Wednesday 26 January 2022

My Half-Sister's Half-Sister by Samantha Henthorn BLOG TOUR @SamanthaHfinds @RandomTTours #Extract #BlogTour #MyHalfSistersHalfSister


Can you believe everything Pippa tells you?

Pippa has hidden a huge secret for the past seven years. Her half-sister’s half-sister visits and turns Pippa's life upside-down. Yet, Pippa’s enchantress mother and sister warn her to be careful because they are reminded of her last crisis.

Then things go from bad to worse when Pippa returns to work because a tyrannical receptionist runs the office. Her best friend doesn’t want to speak to her and It seems as though her boyfriend might leave her, meaning Pippa would be alone in the flat they share above her mother’s pub. When Sadie visits, Pippa starts to believe her mother, Jacquetta and sister, Heather are witches. If this is true, then why didn’t they help her?

Sadie becomes the supporter Pippa needs, freeing her from past insecurities and enabling Pippa to face up to the past. Yet Sadie’s attention is not selfless; she wants something in return from Pippa.

My Half-Sister's Half-Sister by Samantha Henthorn was published on 9 November 2021. As part of this #RandomThingsTours Blog Tour I am delighted to share an extract from the book with you today. 

Extract from My Half-Sister's Half-Sister by Samantha Henthorn

My feet feel sort of cold, and the hall smells like washing powder and old oranges. Mummy queues up at the bottle tombola, and that’s when I look down.

No... no... please... Why didn’t Mummy tell me? I’ve come out to the school fair wearing my bedroom slippers. I try and put one foot on top of the other but that only draws attention.

Stop it. I look across the room, and I notice that girl from swimming. Why does this kind of thing always happen to me?

I hate swim class... wet hair on a cold day and my see-through costume. I hate it, can’t do it, and the swim teacher is grumpy and tells us off. She reckons that we should know how to swim at our age; it’s ridiculous. I swallowed chlorine from up my nose when my head went under. I tried to stretch my arms and legs out, but the pool was just wet air. So, I grabbed the side and tried to walk along with the movement of the water. It’s like I’m there now; I just can’t do it.

This girl never seems bothered that she can’t swim. I think she is a year older than me and from a different school. Different, except we all get banded together. The different ones, the ones who can’t swim.

She’s chewing bubble gum (banned at our house, definitely banned during swim class), and I wish Mummy had one of her long skirts on to hide my feet.

‘Jacqui!’ the girl’s mum puts a cigarette out in her hand.

‘India,’ Mummy says. She does not look pleased; she has the same look on her face when I ask to use the bathroom at the shops.

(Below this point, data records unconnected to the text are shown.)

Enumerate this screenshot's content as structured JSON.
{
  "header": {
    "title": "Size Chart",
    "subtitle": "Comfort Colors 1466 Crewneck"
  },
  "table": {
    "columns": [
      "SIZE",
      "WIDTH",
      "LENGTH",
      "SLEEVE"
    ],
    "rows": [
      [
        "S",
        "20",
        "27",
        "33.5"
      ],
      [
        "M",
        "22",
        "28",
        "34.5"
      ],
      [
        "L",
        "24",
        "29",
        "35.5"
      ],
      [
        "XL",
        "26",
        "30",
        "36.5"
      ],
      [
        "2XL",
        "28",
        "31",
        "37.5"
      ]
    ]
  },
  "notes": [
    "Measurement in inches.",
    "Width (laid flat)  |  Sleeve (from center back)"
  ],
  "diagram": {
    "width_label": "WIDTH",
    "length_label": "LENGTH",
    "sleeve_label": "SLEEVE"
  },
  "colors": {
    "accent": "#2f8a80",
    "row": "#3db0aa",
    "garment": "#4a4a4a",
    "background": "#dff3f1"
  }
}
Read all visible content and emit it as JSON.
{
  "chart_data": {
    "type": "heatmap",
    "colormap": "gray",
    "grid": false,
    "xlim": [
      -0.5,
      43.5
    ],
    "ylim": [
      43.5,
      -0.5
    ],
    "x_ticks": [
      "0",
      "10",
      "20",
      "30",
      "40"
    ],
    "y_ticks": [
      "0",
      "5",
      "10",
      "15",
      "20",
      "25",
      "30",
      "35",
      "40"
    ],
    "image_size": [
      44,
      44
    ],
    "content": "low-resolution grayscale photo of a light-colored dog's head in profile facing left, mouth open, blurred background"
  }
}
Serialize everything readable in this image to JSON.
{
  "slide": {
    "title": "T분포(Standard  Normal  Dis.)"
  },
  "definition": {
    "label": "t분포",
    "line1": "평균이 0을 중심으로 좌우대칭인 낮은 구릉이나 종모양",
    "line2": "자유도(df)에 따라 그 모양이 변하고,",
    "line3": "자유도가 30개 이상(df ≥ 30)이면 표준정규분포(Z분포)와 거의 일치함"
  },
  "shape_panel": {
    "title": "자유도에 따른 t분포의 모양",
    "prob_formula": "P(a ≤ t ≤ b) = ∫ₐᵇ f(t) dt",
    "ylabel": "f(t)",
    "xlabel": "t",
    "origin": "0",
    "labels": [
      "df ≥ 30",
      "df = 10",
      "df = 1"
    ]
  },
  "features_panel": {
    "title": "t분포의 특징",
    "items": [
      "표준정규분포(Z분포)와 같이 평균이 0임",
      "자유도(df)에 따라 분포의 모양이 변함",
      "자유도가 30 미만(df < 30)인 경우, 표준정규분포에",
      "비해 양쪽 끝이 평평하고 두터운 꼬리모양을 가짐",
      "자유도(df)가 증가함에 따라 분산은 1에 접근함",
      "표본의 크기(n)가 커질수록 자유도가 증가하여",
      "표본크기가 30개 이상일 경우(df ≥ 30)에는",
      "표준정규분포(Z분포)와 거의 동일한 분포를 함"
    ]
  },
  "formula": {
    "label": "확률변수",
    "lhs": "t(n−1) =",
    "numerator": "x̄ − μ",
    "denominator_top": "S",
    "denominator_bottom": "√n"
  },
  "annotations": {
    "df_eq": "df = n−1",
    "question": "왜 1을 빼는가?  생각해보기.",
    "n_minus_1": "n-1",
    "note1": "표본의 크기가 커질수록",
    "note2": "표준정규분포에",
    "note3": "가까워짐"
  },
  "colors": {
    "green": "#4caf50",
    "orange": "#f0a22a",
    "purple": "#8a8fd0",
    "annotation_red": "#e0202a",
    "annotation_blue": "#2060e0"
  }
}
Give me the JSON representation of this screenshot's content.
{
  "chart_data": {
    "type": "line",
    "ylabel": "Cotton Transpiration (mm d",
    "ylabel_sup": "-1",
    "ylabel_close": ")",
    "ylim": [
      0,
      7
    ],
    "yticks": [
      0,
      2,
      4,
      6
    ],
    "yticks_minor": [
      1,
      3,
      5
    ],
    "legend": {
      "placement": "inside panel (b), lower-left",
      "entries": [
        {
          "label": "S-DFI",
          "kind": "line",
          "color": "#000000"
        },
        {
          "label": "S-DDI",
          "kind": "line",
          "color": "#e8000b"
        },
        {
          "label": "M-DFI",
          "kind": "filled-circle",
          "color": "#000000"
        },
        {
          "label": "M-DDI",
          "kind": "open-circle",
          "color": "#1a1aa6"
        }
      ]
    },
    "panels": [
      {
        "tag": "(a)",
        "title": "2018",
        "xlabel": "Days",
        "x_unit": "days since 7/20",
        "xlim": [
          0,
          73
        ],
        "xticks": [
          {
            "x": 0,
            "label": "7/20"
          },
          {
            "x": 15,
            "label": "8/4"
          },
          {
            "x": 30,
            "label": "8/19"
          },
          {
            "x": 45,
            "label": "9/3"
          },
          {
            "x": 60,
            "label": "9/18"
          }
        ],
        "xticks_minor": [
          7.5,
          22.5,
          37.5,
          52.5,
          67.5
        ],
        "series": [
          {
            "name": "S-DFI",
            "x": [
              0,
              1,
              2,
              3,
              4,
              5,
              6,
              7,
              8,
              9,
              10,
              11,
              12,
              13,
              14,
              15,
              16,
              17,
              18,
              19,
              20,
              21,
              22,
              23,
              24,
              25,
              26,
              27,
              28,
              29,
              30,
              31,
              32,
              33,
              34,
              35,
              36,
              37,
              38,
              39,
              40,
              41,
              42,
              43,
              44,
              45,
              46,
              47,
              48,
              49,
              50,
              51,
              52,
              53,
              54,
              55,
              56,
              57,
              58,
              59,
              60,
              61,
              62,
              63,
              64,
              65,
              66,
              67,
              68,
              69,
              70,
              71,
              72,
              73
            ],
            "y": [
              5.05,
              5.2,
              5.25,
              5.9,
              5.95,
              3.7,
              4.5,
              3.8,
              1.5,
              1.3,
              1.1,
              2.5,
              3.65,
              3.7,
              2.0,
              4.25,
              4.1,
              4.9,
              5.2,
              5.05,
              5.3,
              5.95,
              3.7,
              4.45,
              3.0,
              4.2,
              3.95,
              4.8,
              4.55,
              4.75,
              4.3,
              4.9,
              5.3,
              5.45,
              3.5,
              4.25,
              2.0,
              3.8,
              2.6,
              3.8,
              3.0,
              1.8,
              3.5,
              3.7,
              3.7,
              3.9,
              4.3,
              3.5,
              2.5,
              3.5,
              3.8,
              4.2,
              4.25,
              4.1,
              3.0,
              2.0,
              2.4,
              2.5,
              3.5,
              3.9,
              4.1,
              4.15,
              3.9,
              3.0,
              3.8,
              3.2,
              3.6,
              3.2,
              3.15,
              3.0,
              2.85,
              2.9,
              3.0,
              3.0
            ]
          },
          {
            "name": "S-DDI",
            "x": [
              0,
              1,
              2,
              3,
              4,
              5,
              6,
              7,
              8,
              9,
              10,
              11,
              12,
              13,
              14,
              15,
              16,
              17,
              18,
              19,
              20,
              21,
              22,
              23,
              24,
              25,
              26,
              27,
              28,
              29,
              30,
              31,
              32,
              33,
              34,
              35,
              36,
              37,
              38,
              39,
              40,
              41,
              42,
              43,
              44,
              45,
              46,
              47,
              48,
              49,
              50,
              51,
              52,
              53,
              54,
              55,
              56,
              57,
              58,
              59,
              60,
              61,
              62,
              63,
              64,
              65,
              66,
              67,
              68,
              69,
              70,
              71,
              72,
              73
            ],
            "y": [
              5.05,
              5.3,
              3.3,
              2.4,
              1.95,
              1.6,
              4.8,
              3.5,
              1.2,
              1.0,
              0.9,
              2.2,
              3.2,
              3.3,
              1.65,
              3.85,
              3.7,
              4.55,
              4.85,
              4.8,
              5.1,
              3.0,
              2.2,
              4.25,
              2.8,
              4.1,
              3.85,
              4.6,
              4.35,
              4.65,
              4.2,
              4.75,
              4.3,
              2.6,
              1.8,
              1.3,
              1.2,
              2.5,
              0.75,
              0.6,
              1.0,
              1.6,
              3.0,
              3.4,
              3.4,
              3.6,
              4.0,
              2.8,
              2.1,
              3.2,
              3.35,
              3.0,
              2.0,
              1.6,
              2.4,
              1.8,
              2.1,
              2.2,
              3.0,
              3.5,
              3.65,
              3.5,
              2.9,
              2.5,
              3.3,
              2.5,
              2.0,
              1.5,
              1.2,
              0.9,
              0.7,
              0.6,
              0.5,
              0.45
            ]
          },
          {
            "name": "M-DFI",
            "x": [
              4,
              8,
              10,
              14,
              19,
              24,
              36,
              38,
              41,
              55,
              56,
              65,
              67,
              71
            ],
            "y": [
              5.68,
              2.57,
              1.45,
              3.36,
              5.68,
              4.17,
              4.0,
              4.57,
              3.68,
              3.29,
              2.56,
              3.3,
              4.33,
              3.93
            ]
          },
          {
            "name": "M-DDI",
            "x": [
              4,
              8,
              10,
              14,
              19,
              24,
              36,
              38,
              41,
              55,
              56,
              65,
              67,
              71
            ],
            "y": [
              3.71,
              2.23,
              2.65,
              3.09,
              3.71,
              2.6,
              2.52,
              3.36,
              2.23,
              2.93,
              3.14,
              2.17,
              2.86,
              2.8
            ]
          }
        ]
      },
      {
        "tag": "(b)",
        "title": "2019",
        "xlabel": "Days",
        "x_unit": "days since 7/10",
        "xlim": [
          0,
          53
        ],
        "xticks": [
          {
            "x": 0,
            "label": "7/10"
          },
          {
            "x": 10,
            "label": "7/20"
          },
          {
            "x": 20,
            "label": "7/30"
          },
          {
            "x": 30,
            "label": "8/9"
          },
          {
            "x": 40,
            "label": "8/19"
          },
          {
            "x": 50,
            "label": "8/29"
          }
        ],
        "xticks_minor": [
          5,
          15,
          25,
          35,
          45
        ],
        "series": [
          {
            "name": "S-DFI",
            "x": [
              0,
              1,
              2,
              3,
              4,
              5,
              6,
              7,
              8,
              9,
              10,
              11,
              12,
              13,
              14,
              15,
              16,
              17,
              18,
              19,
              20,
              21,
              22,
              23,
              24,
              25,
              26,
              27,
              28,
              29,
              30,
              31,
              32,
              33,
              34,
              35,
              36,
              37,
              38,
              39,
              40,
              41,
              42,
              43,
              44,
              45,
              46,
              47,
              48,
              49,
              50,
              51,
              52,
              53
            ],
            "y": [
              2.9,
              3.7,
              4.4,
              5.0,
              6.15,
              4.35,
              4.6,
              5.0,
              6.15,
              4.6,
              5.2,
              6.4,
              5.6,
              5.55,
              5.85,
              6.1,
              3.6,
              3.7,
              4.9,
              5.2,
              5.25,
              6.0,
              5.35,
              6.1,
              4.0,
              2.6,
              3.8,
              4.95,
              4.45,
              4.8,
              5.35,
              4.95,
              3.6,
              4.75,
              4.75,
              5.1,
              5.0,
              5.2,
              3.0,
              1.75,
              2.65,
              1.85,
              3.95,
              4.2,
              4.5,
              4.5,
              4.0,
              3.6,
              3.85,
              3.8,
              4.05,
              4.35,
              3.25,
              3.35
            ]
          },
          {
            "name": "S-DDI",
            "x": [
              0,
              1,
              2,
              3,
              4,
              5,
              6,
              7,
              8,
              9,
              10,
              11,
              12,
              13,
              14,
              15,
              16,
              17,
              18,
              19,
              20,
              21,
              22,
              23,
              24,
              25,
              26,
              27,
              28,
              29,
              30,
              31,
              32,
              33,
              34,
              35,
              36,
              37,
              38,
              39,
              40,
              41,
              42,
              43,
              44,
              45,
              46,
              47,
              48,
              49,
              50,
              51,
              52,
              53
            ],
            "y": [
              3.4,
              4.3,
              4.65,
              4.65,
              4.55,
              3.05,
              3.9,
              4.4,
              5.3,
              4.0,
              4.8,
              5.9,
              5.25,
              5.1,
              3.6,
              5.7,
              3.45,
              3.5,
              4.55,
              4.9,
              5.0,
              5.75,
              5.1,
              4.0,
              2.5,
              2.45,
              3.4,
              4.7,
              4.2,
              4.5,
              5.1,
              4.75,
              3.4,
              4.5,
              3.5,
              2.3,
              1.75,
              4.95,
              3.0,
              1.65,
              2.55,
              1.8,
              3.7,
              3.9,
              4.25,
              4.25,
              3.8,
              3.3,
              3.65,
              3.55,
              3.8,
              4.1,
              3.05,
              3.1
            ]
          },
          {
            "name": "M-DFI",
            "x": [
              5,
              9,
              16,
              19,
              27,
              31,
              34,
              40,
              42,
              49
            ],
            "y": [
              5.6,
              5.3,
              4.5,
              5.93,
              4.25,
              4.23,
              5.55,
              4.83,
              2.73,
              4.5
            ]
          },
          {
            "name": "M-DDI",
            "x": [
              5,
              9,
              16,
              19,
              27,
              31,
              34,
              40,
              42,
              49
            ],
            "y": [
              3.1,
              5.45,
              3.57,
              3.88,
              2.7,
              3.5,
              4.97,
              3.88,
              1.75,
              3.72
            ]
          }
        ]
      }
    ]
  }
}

‘Our two are at the same swim class, then?’ India wears an eye patch on her left eye, and the girl pops her bubble gum bubble in my face (at least she hasn’t noticed my feet).

The smell in the school hall changes and all the parents try not to notice. I’ve smelt this smell before, sort of like flowers and being naughty at the same time... It stinks, but it’s nice too. It belongs to a man with red-rimmed eyes and nearly a beard. ‘How’s Heather?’ the smell says. Mummy bristles her shoulders. Heather is my big sister, and she’s late coming home from university. The girl chews her gum.

‘I believe you can’t swim either,’ the girl’s mum says to me. I open my mouth to say something, but I get a tickle in my throat.

‘I think we both know they won’t drown,’ Mummy does a laugh that isn’t a laugh because what she said was not a joke. Then we walk away, which is terrible because Mummy has given up her place in the queue. I had my eye on a bottle of Ribena (banned at our house), and Mummy had her eye on a bottle of brandy. At least I got away without anyone noticing what I’m wearing on my feet.

The girl looks straight at me and pops another bubble right in my face. ‘Nice slippers,’ she says.

Samantha Henthorn was born in 1970something in Bury, England. She used to be a nurse, now she
is a disabled author.

When she was a child, she read Roald Dahl, when she was a teenager she read Stephen King. Now she reads lots of things.

Samantha is 96% Mancunian, she has one dog, one gorgeous grown-up daughter, and one husband. When not reading or writing, she listens to heavy metal. Samantha would be thrilled to bits if someone read one of her books. Samantha's books are available as audiobooks (narrated by Lindsay McKinnon).

After a diagnosis of MS in 2005, Samantha eventually accepted early retirement in 2014. Looking for an occupation where she can work at her own pace, Samantha drew on her observation skills and imagination to start writing. Samantha often feels as though she is living in a sitcom and this is reflected in her style.

Samantha looks after her condition by attending physiotherapy, hydrotherapy, resting whenever possible, wearing sunglasses indoors, avoiding emotional vampires, and enjoying life as much as she physically can.